Finny was able to comprehend, accept and forgive Gene's secret frustrations with his own weaknesses, frustrations that he irrationally and violently directed outward, directed against his friend, against Finny, against the boy whom Gene did, in fact, consider his very best friend. From that episode, and from Finny's resulting death, Gene drew insights into the complexity of human relationships, and an understanding of the tiny coil of irrationality buried deep within each of us, a tiny coiled knot of ignorance that makes peace so difficult -- peace with ourselves, peace between friends, and peace among nations.

I never killed anybody [as a soldier in World War II] and I never developed an intense level of hatred for the enemy. Because my war ended before I ever put on a uniform. I was on active duty all my time at school; I killed my enemy there.

We like to think that this event will lead to similar insights for the two young Pennsylvanians. But although life may imitate art, life isn't art. Life provides no wise narrator to explain to the two young men the moral of that shove into the strip mine.

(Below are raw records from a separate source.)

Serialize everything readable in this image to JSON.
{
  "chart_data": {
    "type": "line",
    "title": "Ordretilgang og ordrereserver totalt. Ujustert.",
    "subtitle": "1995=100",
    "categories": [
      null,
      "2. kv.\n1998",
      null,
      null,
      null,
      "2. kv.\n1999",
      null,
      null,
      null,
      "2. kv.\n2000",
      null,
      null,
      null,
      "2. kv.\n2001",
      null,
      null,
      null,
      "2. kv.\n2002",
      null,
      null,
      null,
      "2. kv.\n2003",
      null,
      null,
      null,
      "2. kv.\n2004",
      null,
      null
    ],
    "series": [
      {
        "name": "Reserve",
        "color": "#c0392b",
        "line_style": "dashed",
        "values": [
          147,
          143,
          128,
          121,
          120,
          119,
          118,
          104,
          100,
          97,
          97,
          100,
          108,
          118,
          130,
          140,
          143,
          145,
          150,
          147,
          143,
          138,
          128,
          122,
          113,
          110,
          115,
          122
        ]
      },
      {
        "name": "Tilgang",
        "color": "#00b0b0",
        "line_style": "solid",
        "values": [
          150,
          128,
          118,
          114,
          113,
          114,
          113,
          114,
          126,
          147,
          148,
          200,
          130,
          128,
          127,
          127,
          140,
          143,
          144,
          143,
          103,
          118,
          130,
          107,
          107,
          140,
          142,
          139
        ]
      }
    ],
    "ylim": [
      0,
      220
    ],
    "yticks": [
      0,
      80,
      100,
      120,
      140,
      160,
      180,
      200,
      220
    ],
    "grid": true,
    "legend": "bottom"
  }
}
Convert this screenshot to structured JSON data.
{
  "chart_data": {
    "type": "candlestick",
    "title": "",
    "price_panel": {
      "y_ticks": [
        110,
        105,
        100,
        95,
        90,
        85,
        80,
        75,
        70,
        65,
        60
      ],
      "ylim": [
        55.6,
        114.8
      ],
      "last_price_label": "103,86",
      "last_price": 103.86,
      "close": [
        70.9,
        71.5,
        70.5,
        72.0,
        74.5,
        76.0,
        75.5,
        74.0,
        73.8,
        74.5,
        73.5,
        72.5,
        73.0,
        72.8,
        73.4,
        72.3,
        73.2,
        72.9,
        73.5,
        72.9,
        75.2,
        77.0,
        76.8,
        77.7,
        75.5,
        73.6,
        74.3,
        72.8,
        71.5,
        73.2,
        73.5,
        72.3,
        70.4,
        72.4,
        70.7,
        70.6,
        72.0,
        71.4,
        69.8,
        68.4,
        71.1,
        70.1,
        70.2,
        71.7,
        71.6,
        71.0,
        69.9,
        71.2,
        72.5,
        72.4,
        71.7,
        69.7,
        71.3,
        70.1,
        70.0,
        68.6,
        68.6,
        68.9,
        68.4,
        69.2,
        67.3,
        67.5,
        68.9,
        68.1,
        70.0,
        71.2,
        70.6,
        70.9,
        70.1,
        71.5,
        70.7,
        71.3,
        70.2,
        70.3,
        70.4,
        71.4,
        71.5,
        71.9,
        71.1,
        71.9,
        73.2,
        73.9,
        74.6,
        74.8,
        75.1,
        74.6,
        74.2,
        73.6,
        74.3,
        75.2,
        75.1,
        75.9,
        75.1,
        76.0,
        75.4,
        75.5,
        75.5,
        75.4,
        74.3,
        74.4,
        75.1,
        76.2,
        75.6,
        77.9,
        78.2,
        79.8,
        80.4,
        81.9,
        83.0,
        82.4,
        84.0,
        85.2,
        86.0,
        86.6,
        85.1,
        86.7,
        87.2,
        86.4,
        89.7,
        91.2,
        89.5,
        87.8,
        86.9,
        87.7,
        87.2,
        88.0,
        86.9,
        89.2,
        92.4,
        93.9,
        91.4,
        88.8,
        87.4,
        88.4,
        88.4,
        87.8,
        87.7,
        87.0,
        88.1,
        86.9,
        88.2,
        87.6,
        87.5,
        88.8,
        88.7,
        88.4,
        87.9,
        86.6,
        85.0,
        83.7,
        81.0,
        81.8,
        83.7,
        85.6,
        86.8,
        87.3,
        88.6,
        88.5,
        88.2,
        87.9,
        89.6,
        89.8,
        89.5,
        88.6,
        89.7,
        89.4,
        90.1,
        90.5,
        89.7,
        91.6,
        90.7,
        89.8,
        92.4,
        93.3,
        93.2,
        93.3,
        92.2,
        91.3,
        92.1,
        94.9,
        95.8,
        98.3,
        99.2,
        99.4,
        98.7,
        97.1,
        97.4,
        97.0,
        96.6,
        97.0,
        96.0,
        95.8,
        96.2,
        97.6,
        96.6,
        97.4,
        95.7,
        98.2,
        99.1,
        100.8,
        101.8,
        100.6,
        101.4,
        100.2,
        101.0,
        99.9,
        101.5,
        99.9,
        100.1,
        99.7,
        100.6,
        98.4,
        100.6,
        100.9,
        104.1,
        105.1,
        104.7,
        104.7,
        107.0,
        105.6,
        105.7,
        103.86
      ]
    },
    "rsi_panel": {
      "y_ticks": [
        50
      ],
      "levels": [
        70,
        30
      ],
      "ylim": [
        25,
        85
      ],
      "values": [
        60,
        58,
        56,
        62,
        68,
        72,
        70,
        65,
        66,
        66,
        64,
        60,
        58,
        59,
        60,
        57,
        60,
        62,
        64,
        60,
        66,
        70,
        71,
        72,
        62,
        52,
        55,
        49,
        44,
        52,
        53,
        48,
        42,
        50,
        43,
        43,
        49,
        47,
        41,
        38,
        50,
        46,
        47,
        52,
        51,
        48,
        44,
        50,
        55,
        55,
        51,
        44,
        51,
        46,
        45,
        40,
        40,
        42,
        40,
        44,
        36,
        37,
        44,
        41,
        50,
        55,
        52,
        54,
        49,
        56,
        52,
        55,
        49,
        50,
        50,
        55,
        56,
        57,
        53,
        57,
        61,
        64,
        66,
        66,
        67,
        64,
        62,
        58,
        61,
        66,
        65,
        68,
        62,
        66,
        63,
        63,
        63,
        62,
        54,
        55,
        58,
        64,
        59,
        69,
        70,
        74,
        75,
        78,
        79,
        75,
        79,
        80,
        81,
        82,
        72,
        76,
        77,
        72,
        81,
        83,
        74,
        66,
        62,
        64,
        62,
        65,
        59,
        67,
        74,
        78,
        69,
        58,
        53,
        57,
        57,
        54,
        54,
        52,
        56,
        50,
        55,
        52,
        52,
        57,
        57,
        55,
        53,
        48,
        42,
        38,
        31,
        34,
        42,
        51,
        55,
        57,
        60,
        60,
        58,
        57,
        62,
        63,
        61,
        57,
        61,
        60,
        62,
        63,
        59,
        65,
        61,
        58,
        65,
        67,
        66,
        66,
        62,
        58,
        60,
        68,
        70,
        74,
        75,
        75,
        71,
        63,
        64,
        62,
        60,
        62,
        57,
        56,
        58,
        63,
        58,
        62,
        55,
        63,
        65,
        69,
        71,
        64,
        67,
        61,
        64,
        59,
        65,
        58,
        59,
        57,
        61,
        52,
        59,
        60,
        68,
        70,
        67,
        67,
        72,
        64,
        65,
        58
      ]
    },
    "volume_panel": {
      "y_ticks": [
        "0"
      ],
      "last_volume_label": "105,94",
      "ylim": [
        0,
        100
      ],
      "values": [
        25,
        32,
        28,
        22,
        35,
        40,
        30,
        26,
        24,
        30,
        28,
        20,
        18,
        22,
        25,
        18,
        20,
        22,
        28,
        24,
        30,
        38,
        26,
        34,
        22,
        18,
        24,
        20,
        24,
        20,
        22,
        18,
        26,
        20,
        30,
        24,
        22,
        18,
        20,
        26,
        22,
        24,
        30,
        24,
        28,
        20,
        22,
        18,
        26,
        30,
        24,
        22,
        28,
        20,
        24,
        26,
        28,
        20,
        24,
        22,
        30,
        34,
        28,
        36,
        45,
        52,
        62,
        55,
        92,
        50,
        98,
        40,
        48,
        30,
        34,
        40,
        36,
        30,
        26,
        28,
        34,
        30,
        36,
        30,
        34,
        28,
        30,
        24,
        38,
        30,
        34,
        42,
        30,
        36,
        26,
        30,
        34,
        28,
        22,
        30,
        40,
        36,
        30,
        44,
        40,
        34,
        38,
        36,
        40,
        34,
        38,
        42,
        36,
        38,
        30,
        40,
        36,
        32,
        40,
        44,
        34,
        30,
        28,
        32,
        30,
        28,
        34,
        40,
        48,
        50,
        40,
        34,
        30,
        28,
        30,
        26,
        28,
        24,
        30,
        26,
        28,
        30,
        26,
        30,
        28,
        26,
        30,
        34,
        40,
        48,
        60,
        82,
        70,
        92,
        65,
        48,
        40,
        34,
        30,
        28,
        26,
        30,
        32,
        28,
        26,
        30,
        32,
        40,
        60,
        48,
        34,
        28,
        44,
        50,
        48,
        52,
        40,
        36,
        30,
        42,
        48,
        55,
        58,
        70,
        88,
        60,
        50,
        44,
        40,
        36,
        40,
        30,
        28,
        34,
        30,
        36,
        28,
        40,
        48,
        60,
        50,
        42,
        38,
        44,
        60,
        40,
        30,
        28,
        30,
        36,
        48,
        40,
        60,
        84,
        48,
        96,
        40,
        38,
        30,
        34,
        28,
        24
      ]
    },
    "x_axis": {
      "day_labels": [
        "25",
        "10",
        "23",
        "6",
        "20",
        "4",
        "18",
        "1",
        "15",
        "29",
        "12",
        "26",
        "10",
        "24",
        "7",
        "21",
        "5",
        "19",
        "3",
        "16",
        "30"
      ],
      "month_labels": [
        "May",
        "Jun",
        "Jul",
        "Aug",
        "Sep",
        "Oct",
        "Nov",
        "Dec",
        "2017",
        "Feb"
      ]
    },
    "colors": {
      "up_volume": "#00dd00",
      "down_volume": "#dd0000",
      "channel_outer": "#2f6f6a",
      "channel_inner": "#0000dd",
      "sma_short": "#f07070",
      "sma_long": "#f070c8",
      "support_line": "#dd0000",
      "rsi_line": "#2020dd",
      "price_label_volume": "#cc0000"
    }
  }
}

The two friends receive only the cold gaze of the media, and the cold logic of the police.

In today's world, Gene would not have been allowed his philosophical ruminations undisturbed. He would have been held in lieu of bail, and charged with aggravated assault. Such indeed will be the fate of Nathan Bowman's friend and assailant. Philosophical insights and a deeper friendship between the two are also possible, of course. But significantly less likely. Like the schoolyard fight that ends in eternal friendship between the protagonists -- those are outcomes most apt to be found in books.